Capítulo 7

Cada vez le gustaba más a Anna ir a la escuela del pueblo. Se hizo amiga de otras niñas además de Vreneli, y sobre todo de Roesli, que se sentaba a su lado en clase y era un poco menos sosa que las demás. Las lecciones eran tan fáciles que no le costaba ningún esfuerzo sobresalir, y aunque herr Graupe no era muy buen profesor de las materias más corrientes, como cantor era extraordinario. En general, lo que más le gustaba a Anna de la escuela era que fuese tan distinta de su antiguo colegio. Lo sentía por Max, que parecía estar haciendo en el Instituto de Zurich cosas muy parecidas a las que hacía en Berlín.

Sólo una cosa le molestaba, y era que echaba de menos jugar con chicos. En Berlín, Max y ella jugaban casi siempre con un grupo mixto de niños y niñas, y lo mismo pasaba en el colegio. Aquí la interminable rayuela de las niñas empezaba a resultarle aburrida, y a veces, en el recreo, miraba con envidia los juegos y acrobacias de los niños, mucho más emocionantes.

Un día ni siquiera había nadie jugando a la rayuela. Los niños estaban haciendo volteretas laterales, y todas las niñas, sentadas, les contemplaban disimuladamente por el rabillo del ojo. Hasta Roesli, que se había cortado en una rodilla, estaba sentada con las demás. Vreneli estaba particularmente interesada, porque el niño grandote pelirrojo estaba intentando dar la voltereta lateral y los otros querían enseñarle, pero él siempre se caía de lado.

—¿Quieres jugar a la rayuela? —preguntó Anna a Vreneli, pero Vreneli negó con la cabeza, completamente absorta. Era una situación realmente tonta, sobre todo porque a Anna le encantaba dar volteretas laterales, y no daba la impresión de que al pelirrojo le salieran demasiado bien.

De repente Anna no pudo aguantar más, y sin pensar en lo que hacía se levantó de donde estaba sentada con las niñas y se acercó a los niños.

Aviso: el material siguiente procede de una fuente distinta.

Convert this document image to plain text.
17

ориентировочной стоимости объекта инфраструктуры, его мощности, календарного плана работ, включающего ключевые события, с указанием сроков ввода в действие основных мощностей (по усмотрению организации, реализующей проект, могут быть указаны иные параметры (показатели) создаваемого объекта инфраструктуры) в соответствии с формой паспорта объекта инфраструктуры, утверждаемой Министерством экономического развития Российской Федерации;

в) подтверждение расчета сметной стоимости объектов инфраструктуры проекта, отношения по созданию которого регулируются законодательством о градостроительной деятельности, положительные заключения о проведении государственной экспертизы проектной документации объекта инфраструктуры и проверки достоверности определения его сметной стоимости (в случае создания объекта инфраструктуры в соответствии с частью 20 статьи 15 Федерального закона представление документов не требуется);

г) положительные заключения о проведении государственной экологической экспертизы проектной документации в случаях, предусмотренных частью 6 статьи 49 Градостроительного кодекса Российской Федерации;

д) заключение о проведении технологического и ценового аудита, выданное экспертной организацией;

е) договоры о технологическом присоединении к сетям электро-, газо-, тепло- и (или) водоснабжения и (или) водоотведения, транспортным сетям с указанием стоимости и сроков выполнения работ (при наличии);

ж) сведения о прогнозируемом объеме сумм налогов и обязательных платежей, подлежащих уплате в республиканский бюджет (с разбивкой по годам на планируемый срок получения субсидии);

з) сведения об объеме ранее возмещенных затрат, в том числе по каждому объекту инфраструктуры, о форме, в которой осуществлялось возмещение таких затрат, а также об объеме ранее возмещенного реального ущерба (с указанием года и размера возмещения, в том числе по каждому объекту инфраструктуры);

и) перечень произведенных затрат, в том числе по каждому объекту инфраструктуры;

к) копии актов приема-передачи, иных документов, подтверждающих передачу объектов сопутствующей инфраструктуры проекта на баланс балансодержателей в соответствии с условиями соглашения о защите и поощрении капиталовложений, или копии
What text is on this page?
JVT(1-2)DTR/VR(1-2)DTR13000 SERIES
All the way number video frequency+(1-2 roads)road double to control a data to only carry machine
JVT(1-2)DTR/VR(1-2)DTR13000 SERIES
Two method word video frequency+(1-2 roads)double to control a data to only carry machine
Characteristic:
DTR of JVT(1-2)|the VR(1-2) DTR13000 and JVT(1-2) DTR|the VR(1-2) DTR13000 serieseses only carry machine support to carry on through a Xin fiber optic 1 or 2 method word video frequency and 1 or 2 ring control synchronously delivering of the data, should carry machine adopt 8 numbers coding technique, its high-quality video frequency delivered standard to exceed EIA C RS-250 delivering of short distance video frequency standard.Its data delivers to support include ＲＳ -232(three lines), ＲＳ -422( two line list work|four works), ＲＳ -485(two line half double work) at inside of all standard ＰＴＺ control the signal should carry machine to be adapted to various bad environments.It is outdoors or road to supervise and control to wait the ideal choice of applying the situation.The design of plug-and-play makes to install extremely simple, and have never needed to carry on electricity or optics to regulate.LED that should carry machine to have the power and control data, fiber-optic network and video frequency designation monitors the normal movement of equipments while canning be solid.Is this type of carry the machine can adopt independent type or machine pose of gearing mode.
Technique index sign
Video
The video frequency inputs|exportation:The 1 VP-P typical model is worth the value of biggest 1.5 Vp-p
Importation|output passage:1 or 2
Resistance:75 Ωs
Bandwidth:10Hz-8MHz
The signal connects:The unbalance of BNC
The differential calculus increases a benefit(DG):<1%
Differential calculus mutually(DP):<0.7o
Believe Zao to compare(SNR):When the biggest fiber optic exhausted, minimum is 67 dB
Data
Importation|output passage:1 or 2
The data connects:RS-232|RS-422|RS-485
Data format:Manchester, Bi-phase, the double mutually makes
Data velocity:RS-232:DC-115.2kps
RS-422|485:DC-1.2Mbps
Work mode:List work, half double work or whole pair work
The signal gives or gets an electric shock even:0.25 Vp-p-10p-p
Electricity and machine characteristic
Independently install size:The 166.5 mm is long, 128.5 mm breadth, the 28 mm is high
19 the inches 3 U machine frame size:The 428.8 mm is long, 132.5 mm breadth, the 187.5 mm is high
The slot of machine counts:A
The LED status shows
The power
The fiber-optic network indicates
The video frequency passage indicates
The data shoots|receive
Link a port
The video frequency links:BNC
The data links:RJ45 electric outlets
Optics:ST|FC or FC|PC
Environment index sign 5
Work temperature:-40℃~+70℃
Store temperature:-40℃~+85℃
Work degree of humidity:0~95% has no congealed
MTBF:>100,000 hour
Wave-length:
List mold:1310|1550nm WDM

—Mira —le dijo al pelirrojo—: Tienes que tener las piernas tiesas, así —y dio una voltereta lateral para enseñarle. Todos los demás niños dejaron de dar volteretas y se pararon a mirar, sonriendo burlonamente.

El pelirrojo vaciló.

—Si es muy fácil —dijo Anna—. Te saldría si te acordaras de lo de las piernas.

El pelirrojo parecía todavía indeciso, pero los otros niños le gritaron: «¡Venga, inténtalo!». Volvió a intentarlo y le salió un poco mejor. Anna le hizo otra demostración, y esta vez él captó la idea y dio una voltereta lateral perfecta, justo en el momento en que sonaba la campana señalando el final del recreo.

Anna volvió a su grupo. Todos los niños la miraron marchar sonrientes, pero casi todas las niñas parecían estar mirando a otro lado. Vreneli parecía francamente enfadada, y sólo Roesli le dirigió una breve sonrisa.

Después del recreo había historia, y herr Graupe decidió hablarles de los hombres de las cavernas. Dijo que habían vivido hacía millones de años.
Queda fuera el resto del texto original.